Obligations of the Shipowner

The law of the flag state will dictate the precise requirements for the provision and use of PPE on board each vessel.  As indicated above, these provisions will be required to adhere to the principles set out in the MLC at Standard 4.3. A helpful explanation of the seafarer occupational health regulations enacted in the UK is provided by the UK MCA’s Merchant Shipping Notice MSN 1870 (M+F). This Notice should be considered as a useful guideline for all ships of all flags.

Under UK law, shipowners must provide the requisite PPE at no cost to the employee mariner. Many other flag states have adopted similar requirements. This obligation will usually also be supported by seafarer employment contract terms.

Other shipowner PPE obligations provided by MSN 1870(M+F) are as follows:

Reg. 8(4) A competent person should inspect each item of protective equipment at regular intervals and in all cases before and after use. All inspections should be recorded. Equipment should always be properly stowed in a safe place after use.

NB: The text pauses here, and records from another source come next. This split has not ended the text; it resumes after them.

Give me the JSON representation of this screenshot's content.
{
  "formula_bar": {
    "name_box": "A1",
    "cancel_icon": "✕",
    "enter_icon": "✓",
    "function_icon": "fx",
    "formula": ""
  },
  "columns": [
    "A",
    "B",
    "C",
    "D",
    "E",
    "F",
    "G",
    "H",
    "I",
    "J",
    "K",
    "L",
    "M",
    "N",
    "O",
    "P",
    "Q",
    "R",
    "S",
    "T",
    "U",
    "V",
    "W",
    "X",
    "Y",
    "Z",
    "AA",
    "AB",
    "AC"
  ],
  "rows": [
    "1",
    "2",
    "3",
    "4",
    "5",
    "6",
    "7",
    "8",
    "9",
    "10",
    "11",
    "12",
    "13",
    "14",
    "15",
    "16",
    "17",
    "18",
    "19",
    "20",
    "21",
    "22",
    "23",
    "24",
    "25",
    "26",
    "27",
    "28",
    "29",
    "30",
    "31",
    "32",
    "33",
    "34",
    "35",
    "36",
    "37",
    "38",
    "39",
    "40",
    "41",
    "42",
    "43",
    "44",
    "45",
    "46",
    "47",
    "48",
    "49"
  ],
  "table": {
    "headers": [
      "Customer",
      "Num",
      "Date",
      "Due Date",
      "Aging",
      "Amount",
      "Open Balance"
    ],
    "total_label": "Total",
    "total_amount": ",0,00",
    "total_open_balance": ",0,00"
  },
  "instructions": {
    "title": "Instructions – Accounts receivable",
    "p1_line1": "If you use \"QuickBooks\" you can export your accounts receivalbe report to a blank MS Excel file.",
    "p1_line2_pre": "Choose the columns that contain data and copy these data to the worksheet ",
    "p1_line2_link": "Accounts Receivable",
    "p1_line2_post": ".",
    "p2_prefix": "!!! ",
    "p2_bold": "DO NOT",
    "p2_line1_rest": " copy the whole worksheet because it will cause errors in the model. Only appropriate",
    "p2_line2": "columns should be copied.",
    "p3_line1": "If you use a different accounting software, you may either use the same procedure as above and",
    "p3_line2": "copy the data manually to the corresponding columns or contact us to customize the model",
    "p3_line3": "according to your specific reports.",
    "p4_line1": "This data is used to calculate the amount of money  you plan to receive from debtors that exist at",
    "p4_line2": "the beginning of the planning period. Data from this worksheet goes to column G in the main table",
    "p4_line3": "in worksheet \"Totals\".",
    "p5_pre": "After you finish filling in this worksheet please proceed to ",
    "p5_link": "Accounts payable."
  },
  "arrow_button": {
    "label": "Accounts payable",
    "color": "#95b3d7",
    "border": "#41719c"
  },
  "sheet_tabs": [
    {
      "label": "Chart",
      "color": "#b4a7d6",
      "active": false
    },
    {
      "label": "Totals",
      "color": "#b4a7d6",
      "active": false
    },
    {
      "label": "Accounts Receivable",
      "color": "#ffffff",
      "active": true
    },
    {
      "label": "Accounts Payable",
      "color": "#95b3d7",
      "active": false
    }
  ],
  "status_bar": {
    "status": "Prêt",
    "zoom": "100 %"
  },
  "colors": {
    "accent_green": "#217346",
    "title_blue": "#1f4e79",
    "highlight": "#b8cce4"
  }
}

Reg. 9 Defective or ineffective protective equipment provides no defence. It is therefore essential that the correct items of equipment are selected and that they are properly maintained at all times. The manufacturer’s instructions should be kept safe with the relevant apparatus and, if necessary, referred to before use and when maintenance is carried out. PPE should be kept clean and should be disinfected as and when necessary for health reasons.

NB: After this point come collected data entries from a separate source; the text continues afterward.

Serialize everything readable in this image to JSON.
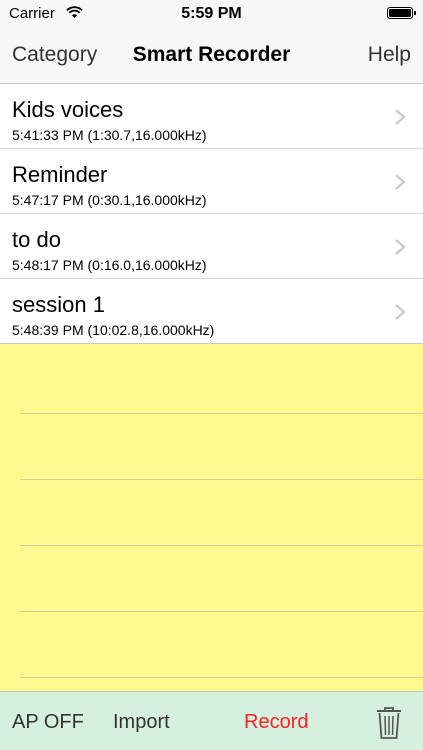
{
  "status": {
    "carrier": "Carrier",
    "time": "5:59 PM"
  },
  "nav": {
    "left": "Category",
    "title": "Smart Recorder",
    "right": "Help"
  },
  "recordings": [
    {
      "name": "Kids voices",
      "meta": "5:41:33 PM (1:30.7,16.000kHz)"
    },
    {
      "name": "Reminder",
      "meta": "5:47:17 PM (0:30.1,16.000kHz)"
    },
    {
      "name": "to do",
      "meta": "5:48:17 PM (0:16.0,16.000kHz)"
    },
    {
      "name": "session 1",
      "meta": "5:48:39 PM (10:02.8,16.000kHz)"
    }
  ],
  "toolbar": {
    "ap": "AP OFF",
    "import": "Import",
    "record": "Record",
    "trash_icon": "trash-icon"
  },
  "colors": {
    "notepad": "#fffa8f",
    "toolbar": "#d6f0e0",
    "record": "#ff1f1f"
  }
}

MM recommends to their members that these PPE inspection and maintenance requirements should be considered for adoption and incorporation into their fleet Safety Management System (SMS) manual procedures.

Obligations of the Seafarer

There is an old saying that, “You can take a horse to water but you cannot make him drink.” Seafarers can behave in a similar manner when it comes to the use of PPE. By way of analogy, they have been provided with the requisite PPE but they do not want to use it because they do not see it as being necessary. Situations like this require assertive leadership by example in combination with positive re-education.

The leadership goal must be to create and maintain a safety culture environment. In such cultures, the seafarer who does not ‘suit up’ with appropriate PPE before starting work is seen as a danger to himself and the team members around him. Seafarers who do not respond positively must be formally warned that failure to use PPE may be considered as grounds for dismissal. They should also be reminded that if they are injured while working, any wilful failure to use the PPEs provided could negate their entitlement to compensation.

Conclusion and Takeaway

PPEs represent the final link in a pre-planned chain of shipboard safe work practices that should provide multiple barriers to seafarer injury and death. As such, PPEs provide the ultimate barrier that should only engage if all other safe work practice barriers have failed. If they do engage, PPEs can mean the sudden difference between life and death. The proper use of PPEs must therefore be promoted and enforced on board as being an essential and habitual part of ‘suiting up’ for the job. MM would like to invite their members to download and review the publications referred to in this Risk Bulletin. Members should then consider the content of their SMS manual procedures regarding ship operations in relation to the use and maintenance of PPEs. The ISM Code encourages the on-going updating and improvement of SMS manuals. MM is therefore hopeful that this Risk Bulletin will promote both discussion and upgrading of their members’ SMS manuals by improving shipboard procedures regarding the daily and proper use of PPEs.